Wednesday of the Fifth Week of Lent
Scripture:
Daniel 3:14-20, 91-92, 95
John 8:31-42
Reflection:
The Struggle to Believe
Our Gospel setting is the feast of Tabernacles. In the background are the symbols used for the feast – water, light and the temple. Jesus offers us the water of life; he is the light of the world. There is ceremony described as part of the Feast of Tabernacles where the priests take their place outside the temple before sunrise. They face the east and as the sun appears before the horizon they turn to face the temple. Their prayer recalls that in the past the people turned their back on the temple and faced the sun and worshiped it. But now their eyes are fixed upon the Temple.
The fight between Jesus and the "the Jews who believed in Him" is fierce. We can imagine the disputants, faces distorted with anger, yelling and shaking their heads, agitatedly arguing with Jesus. And these are the Jews who believe in him! They say they are Abraham’s children, but Jesus challenges them. The children of Abraham would not reject him and plan to do violence against him. Jesus says to them, you are indeed doing the work of your father. They protest that God Himself is their father. But if God were your father, you would love me for I came forth from God and am here….it was He who sent me. Children of the same Father love one another. Such hatred shows that Jesus and the Jews cannot be children of the same Father.
When Jesus left and the force of the argument subsided, did those who heard Jesus ponder his words?
Like the three young men of our reading from the Book of Daniel, those arguing with Jesus must have felt great loyalty to God and reverence for their heritage from Abraham.
The Feast of Tabernacles celebrated the Exodus and the Covenant and on this feast Jesus is challenging them, revealing to them the Father’s love in a new way.
Like our Lenten journey this journey to faith in Jesus is not an easy one as John shows us.
We move to the Book of Glory where the great sign that will help us believe in Jesus will take place That sign will give meaning to these words of Jesus.
For those celebrating Tabernacles, perhaps for many involved in today argument, they would in their near future see Jesus also as the New Temple to whom they would turn and face, the one worthy of our worship.

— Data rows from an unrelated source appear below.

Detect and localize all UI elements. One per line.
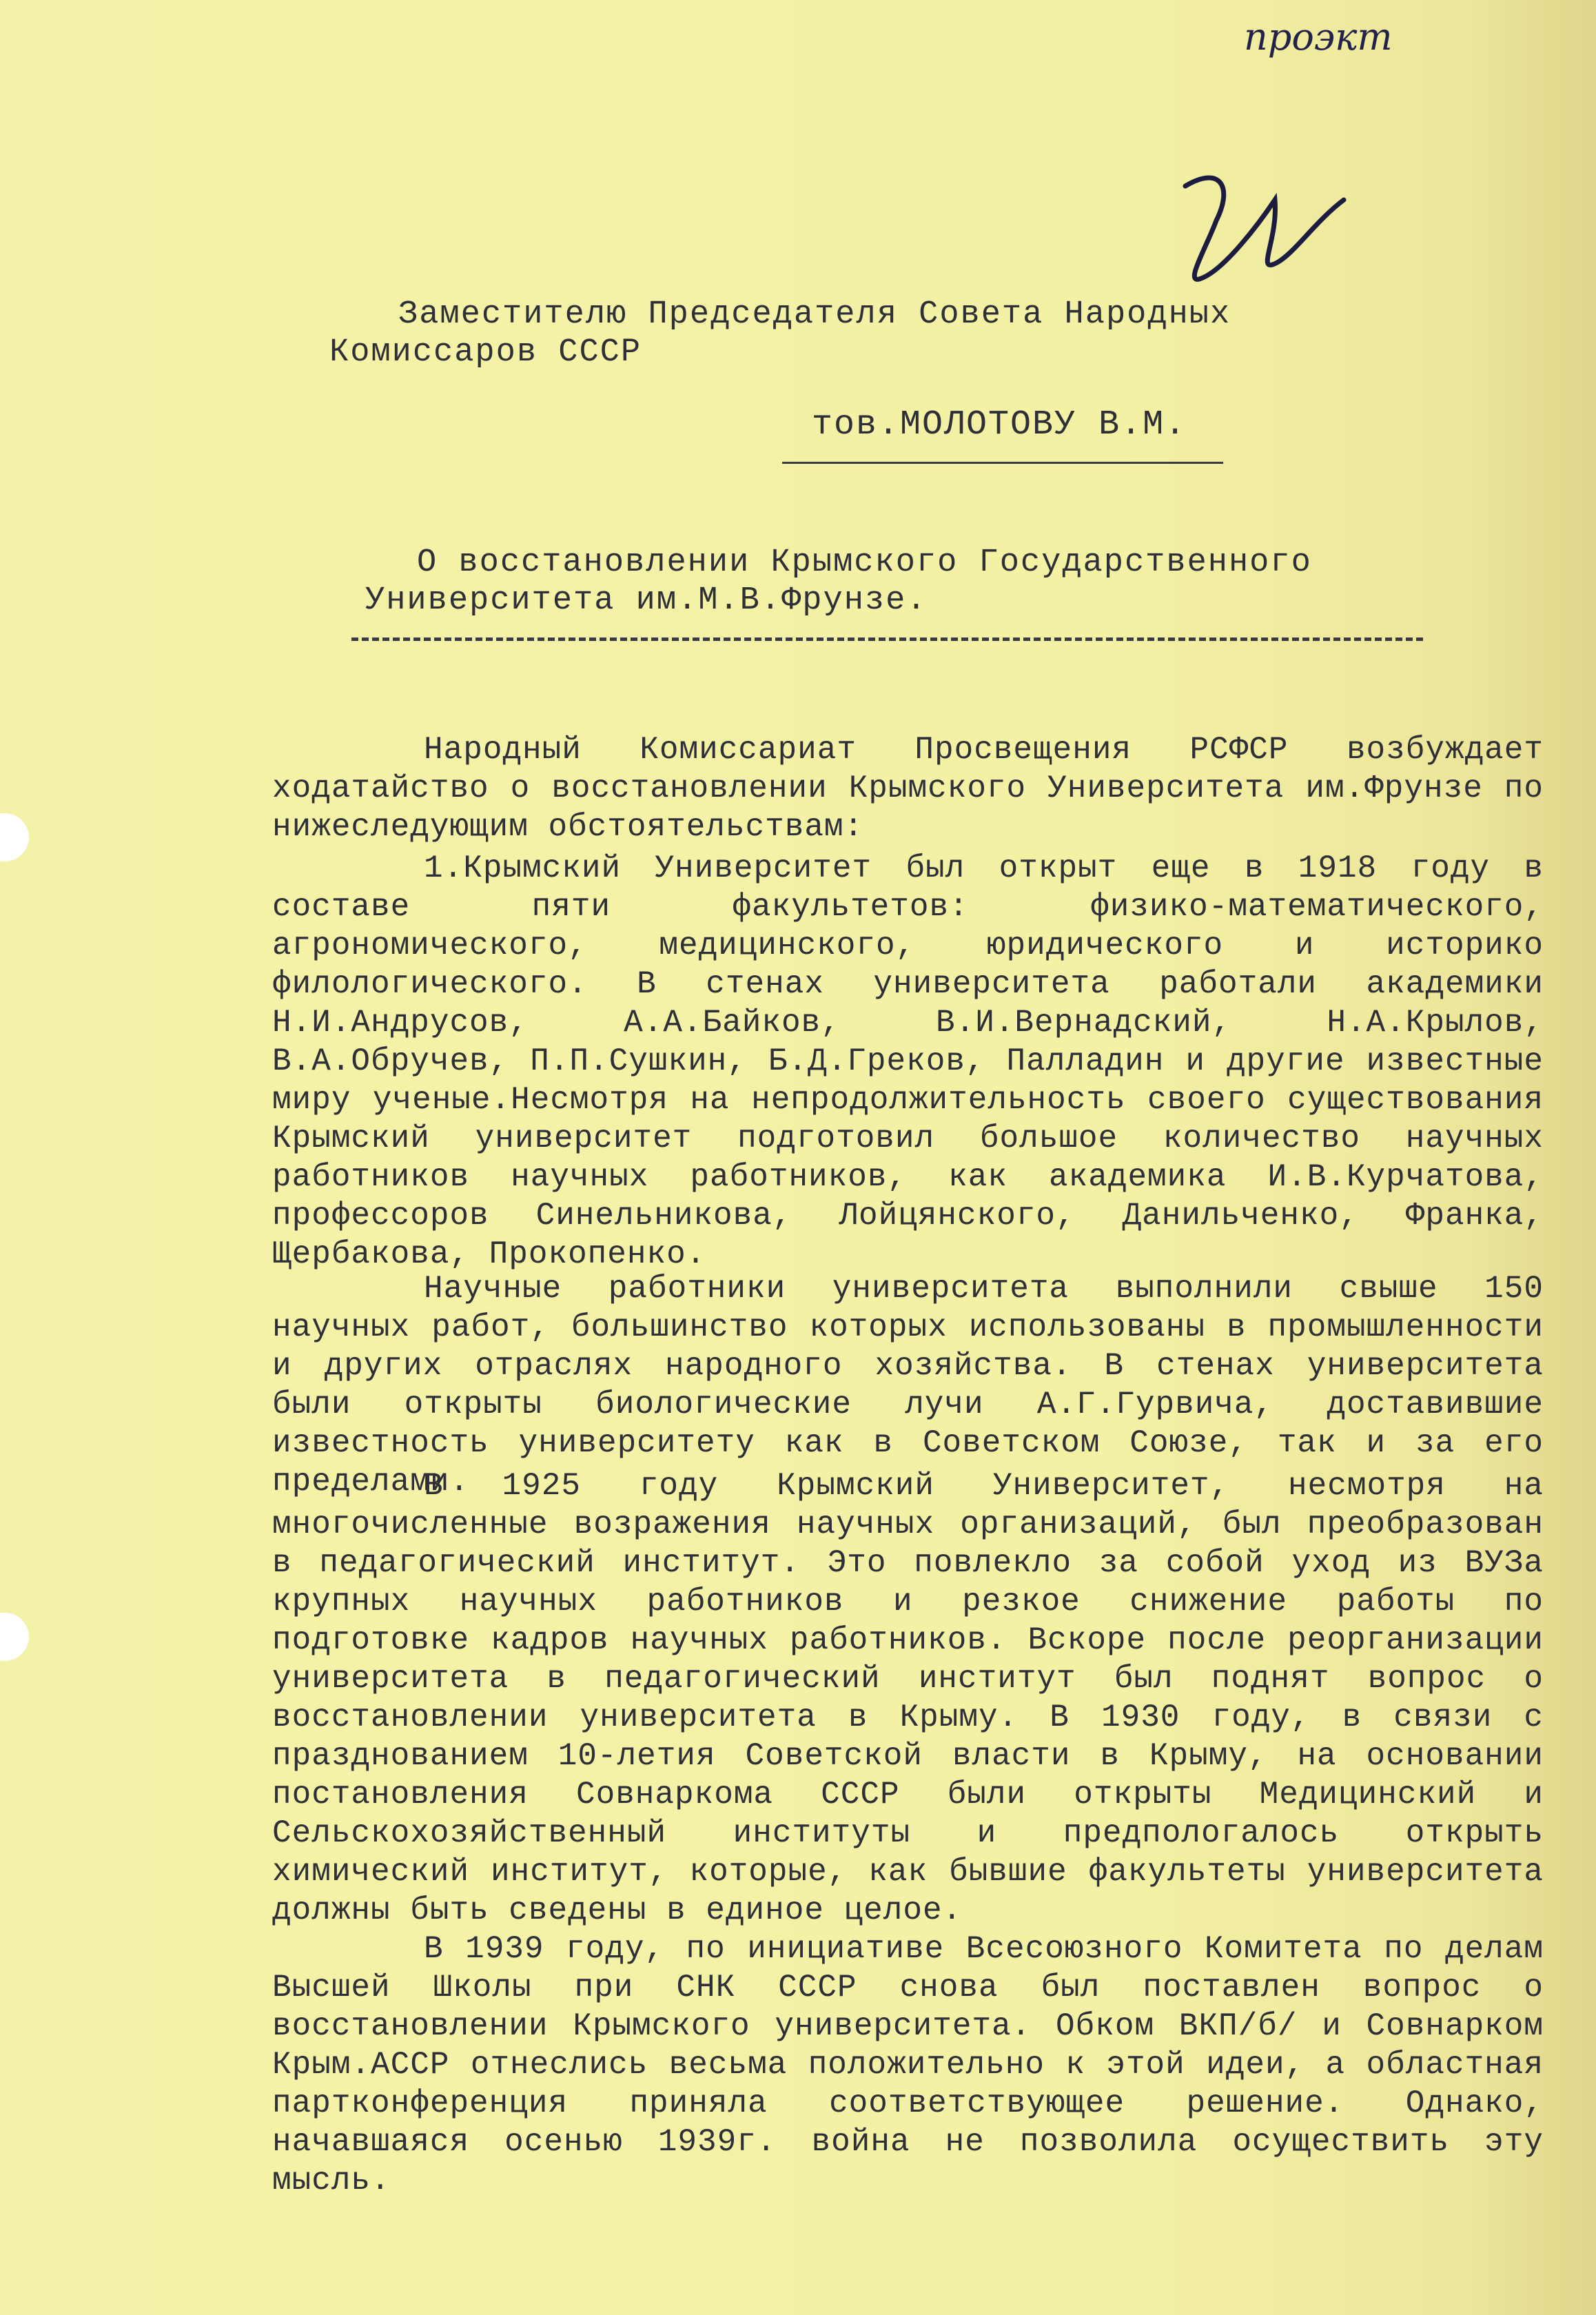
- subject-dashed-rule: [351, 638, 1423, 641]
- subject-line-2: Университета им.М.В.Фрунзе.: [365, 582, 928, 619]
- addressee-underline: [782, 462, 1223, 464]
- punch-hole: [0, 1613, 29, 1661]
- body-paragraph: В 1925 году Крымский Университет, несмотря на многочисленные возражения научных организаций, был преобразован в педагогический институт. Это повлекло за собой уход из ВУЗа крупных научных работников и резкое снижение работы по подготовке кадров научных работников. Вскоре после реорганизации университета в педагогический институт был поднят вопрос о восстановлении университета в Крыму. В 1930 году, в связи с празднованием 10-летия Советской власти в Крыму, на основании постановления Совнаркома СССР были открыты Медицинский и Сельскохозяйственный институты и предпологалось открыть химический институт, которые, как бывшие факультеты университета должны быть сведены в единое целое.: [272, 1468, 1544, 1928]
- subject-line-1: О восстановлении Крымского Государственного: [417, 544, 1312, 581]
- addressee-line-2: Комиссаров СССР: [329, 334, 642, 371]
- punch-hole: [0, 813, 29, 861]
- body-paragraph: 1.Крымский Университет был открыт еще в 1918 году в составе пяти факультетов: физико-математического, агрономического, медицинского, юридического и историко филологического. В стенах университета работали академики Н.И.Андрусов, А.А.Байков, В.И.Вернадский, Н.А.Крылов, В.А.Обручев, П.П.Сушкин, Б.Д.Греков, Палладин и другие известные миру ученые.Несмотря на непродолжительность своего существования Крымский университет подготовил большое количество научных работников научных работников, как академика И.В.Курчатова, профессоров Синельникова, Лойцянского, Данильченко, Франка, Щербакова, Прокопенко.: [272, 850, 1544, 1272]
- addressee-line-1: Заместителю Председателя Совета Народных: [398, 296, 1231, 333]
- addressee-name: тов.МОЛОТОВУ В.М.: [812, 405, 1187, 445]
- body-paragraph: Научные работники университета выполнили свыше 150 научных работ, большинство которых использованы в промышленности и других отраслях народного хозяйства. В стенах университета были открыты биологические лучи А.Г.Гурвича, доставившие известность университету как в Советском Союзе, так и за его пределами.: [272, 1271, 1544, 1500]
- body-paragraph: Народный Комиссариат Просвещения РСФСР возбуждает ходатайство о восстановлении Крымского Университета им.Фрунзе по нижеследующим обстоятельствам:: [272, 732, 1544, 845]
- draft-handwritten-note: проэкт: [1244, 15, 1393, 59]
- body-paragraph: В 1939 году, по инициативе Всесоюзного Комитета по делам Высшей Школы при СНК СССР снова был поставлен вопрос о восстановлении Крымского университета. Обком ВКП/б/ и Совнарком Крым.АССР отнеслись весьма положительно к этой идеи, а областная партконференция приняла соответствующее решение. Однако, начавшаяся осенью 1939г. война не позволила осуществить эту мысль.: [272, 1931, 1544, 2199]
- handwritten-initials: [1158, 159, 1358, 296]
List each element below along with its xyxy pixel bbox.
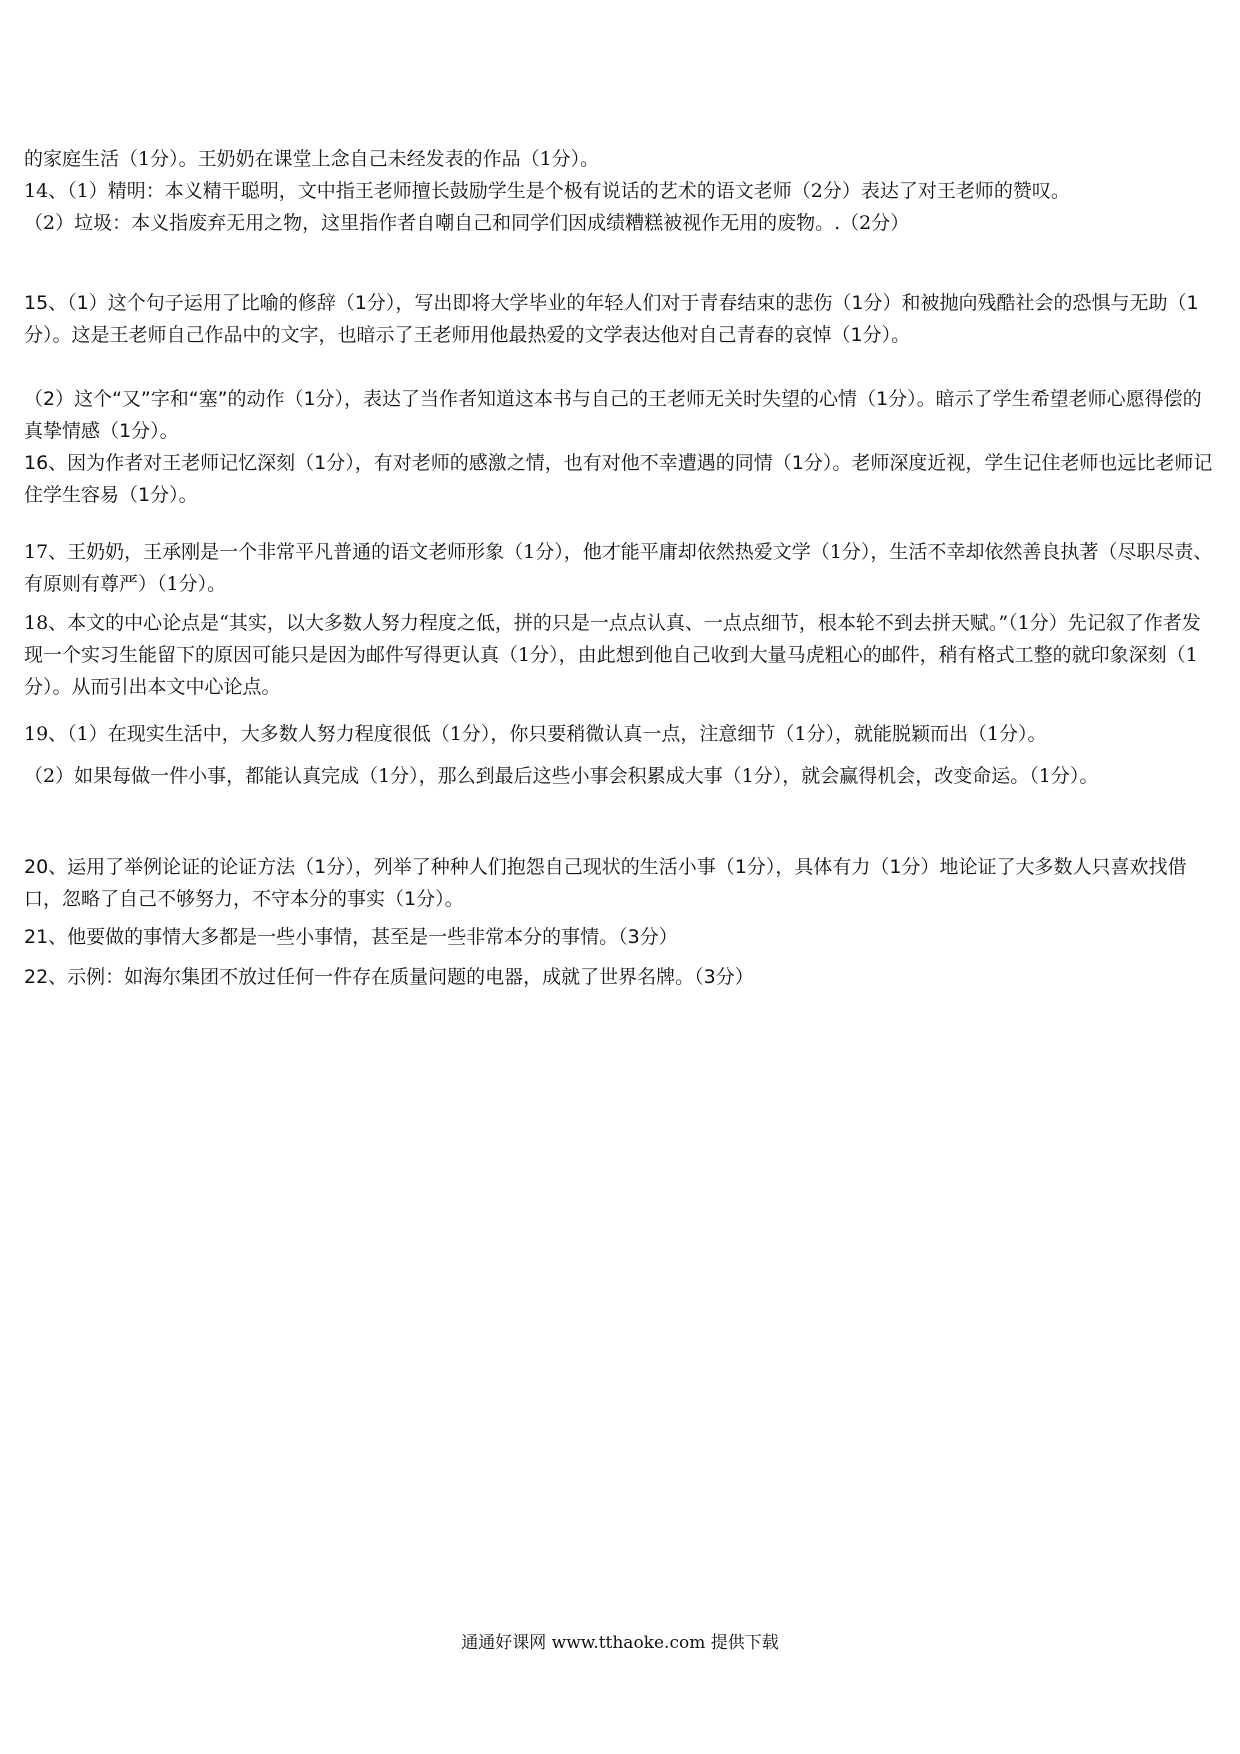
answer-20: 20、运用了举例论证的论证方法（1分），列举了种种人们抱怨自己现状的生活小事（1分），具体有力（1分）地论证了大多数人只喜欢找借口，忽略了自己不够努力，不守本分的事实（1分）。 xyxy=(24,856,1187,910)
answer-15-part-1: 15、（1）这个句子运用了比喻的修辞（1分），写出即将大学毕业的年轻人们对于青春结束的悲伤（1分）和被抛向残酷社会的恐惧与无助（1分）。这是王老师自己作品中的文字，也暗示了王老师用他最热爱的文学表达他对自己青春的哀悼（1分）。 xyxy=(24,292,1199,346)
answer-14-part-1: 14、（1）精明：本义精干聪明，文中指王老师擅长鼓励学生是个极有说话的艺术的语文老师（2分）表达了对王老师的赞叹。 xyxy=(24,180,1070,202)
answer-16: 16、因为作者对王老师记忆深刻（1分），有对老师的感激之情，也有对他不幸遭遇的同情（1分）。老师深度近视，学生记住老师也远比老师记住学生容易（1分）。 xyxy=(24,452,1213,506)
answer-22: 22、示例：如海尔集团不放过任何一件存在质量问题的电器，成就了世界名牌。（3分） xyxy=(24,966,754,988)
answer-21: 21、他要做的事情大多都是一些小事情，甚至是一些非常本分的事情。（3分） xyxy=(24,926,678,948)
footer-source: 通通好课网 www.tthaoke.com 提供下载 xyxy=(461,1633,779,1653)
answer-19-part-2: （2）如果每做一件小事，都能认真完成（1分），那么到最后这些小事会积累成大事（1分），就会赢得机会，改变命运。（1分）。 xyxy=(24,765,1099,787)
answer-19-part-1: 19、（1）在现实生活中，大多数人努力程度很低（1分），你只要稍微认真一点，注意细节（1分），就能脱颖而出（1分）。 xyxy=(24,723,1047,745)
answer-17: 17、王奶奶，王承刚是一个非常平凡普通的语文老师形象（1分），他才能平庸却依然热爱文学（1分），生活不幸却依然善良执著（尽职尽责、有原则有尊严）（1分）。 xyxy=(24,541,1213,595)
answer-15-part-2: （2）这个“又”字和“塞”的动作（1分），表达了当作者知道这本书与自己的王老师无关时失望的心情（1分）。暗示了学生希望老师心愿得偿的真挚情感（1分）。 xyxy=(24,388,1202,442)
answer-18: 18、本文的中心论点是“其实，以大多数人努力程度之低，拼的只是一点点认真、一点点细节，根本轮不到去拼天赋。”（1分）先记叙了作者发现一个实习生能留下的原因可能只是因为邮件写得更认真（1分），由此想到他自己收到大量马虎粗心的邮件，稍有格式工整的就印象深刻（1分）。从而引出本文中心论点。 xyxy=(24,612,1201,698)
answer-13-continuation: 的家庭生活（1分）。王奶奶在课堂上念自己未经发表的作品（1分）。 xyxy=(24,148,600,170)
answer-14-part-2: （2）垃圾：本义指废弃无用之物，这里指作者自嘲自己和同学们因成绩糟糕被视作无用的废物。.（2分） xyxy=(24,212,910,234)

Perhaps Psalm 84, a psalm of pilgrimage that praises God who welcomes us to His Temple, may move us in prayer as our Lenten pilgrimage continues? The people who argued with Jesus needed rest and peace as they labor in coming to faith in Jesus who is the Temple. We do too.
‘How lovely is your dwelling place Lord of Hosts! My heart and my flesh sing for joy to the living God. The sparrow has found its home at last, the swallow a nest for its young. A single day in your courts is worth more than a thousand elsewhere; merely to stand on the steps of God’s house is better than living with the wicked. O God, happy those who put their trust in you!
Fr. William Murphy, CP is the pastor of Immaculate Conception parish in Jamaica, New York.